The legal path moved in stages over more than two years. Pietura, who was 27 when sentenced, pleaded guilty in June 2024 to first-degree intentional homicide as a party to a crime. A judge sentenced him on July 26, 2024, to life in prison without the possibility of parole. During that hearing, Prince’s family filled the courtroom and described the trust they once placed in Pietura. Prince’s mother, Jordan Barger, said he had been kind to her son before the killing and that Prince had called him his best friend. Mendoza’s case took longer. He was 15 at the time of the killing but was later prosecuted as an adult. His defense tried to move the case out of adult court and later pursued an insanity-based defense. Court proceedings were paused in 2024 for a competency evaluation, and a later psychological review followed in 2025 after Mendoza first entered a plea of not guilty by reason of insanity. He was ultimately ruled competent to stand trial, and the case was set for a jury trial before the plea deal was entered.

Mendoza pleaded guilty to one count of first-degree intentional homicide, one count of hiding a corpse and three counts of second-degree recklessly endangering safety. A sixth count was not part of the final guilty plea. The hearing took place the day his trial was expected to begin. By resolving the case with guilty pleas from both defendants, prosecutors avoided forcing Prince’s family through a lengthy public trial centered on the details of the killing. The plea also fixed the next procedural milestone: sentencing. A judge set Mendoza’s sentencing for June 5 at 2 p.m. in Milwaukee County court. He faces the possibility of spending the rest of his life in prison, though the final sentence will be up to the judge. No public record tied to the plea indicates a separate trial is still expected, and no other defendants have been identified in connection with Prince’s death. The homicide case itself is largely settled on guilt, but sentencing will determine how Wisconsin punishes the last remaining defendant.

The case also left a wider mark on Wisconsin policy.
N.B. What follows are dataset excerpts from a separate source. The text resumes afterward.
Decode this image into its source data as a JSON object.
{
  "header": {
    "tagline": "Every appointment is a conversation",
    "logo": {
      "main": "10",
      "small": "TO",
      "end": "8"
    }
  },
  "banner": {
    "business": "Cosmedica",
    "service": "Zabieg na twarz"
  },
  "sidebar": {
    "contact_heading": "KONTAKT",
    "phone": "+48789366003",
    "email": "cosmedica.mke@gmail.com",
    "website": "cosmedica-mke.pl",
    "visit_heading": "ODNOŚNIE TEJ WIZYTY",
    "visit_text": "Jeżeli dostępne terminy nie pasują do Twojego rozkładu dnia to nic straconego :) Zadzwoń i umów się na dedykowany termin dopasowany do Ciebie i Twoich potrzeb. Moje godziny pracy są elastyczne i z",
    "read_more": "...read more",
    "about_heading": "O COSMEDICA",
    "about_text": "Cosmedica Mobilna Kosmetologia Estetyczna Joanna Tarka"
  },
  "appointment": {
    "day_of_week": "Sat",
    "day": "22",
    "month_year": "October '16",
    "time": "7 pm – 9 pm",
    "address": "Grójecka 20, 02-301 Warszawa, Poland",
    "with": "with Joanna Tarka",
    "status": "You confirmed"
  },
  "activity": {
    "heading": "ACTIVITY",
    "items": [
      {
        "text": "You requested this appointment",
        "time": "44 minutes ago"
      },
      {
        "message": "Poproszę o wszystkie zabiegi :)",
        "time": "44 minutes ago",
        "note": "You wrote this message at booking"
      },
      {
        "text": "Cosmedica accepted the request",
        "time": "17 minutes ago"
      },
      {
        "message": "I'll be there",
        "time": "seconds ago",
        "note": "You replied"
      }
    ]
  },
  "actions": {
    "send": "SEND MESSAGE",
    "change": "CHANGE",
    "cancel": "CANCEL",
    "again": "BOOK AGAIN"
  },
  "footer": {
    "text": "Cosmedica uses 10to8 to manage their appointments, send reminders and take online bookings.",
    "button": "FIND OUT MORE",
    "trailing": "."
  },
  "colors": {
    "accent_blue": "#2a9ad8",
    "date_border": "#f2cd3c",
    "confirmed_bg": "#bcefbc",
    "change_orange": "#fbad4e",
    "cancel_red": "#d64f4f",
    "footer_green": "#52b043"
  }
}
At the time Prince disappeared, authorities said the information available did not meet the state’s standard for issuing an Amber Alert because investigators did not have enough detail about a suspect or vehicle. Prince’s body was found the next morning. The public attention that followed helped drive passage of the Prince Act, signed in April 2024, which broadened the circumstances under which alerts can be sent for endangered missing children. State Sen. LaTonya Johnson, who lived a few houses away from Prince’s family, publicly tied the case to that push for change. The law does not alter what happened in the basement of that Milwaukee home, but it became one of the clearest policy consequences of Prince’s death. For Prince’s relatives, the legal milestones have come with repeated reminders of the case’s brutality. At Pietura’s sentencing, family members spoke through tears as prosecutors reviewed the timeline. The guilty plea from Mendoza spares them one more trial, but it does not end the public accounting yet.

For now, the case stands at its final sentencing phase. Pietura is already serving life without parole, and Mendoza is scheduled to return to court June 5, when a judge is expected to decide his punishment and hear any final statements from prosecutors, defense lawyers and Prince’s family.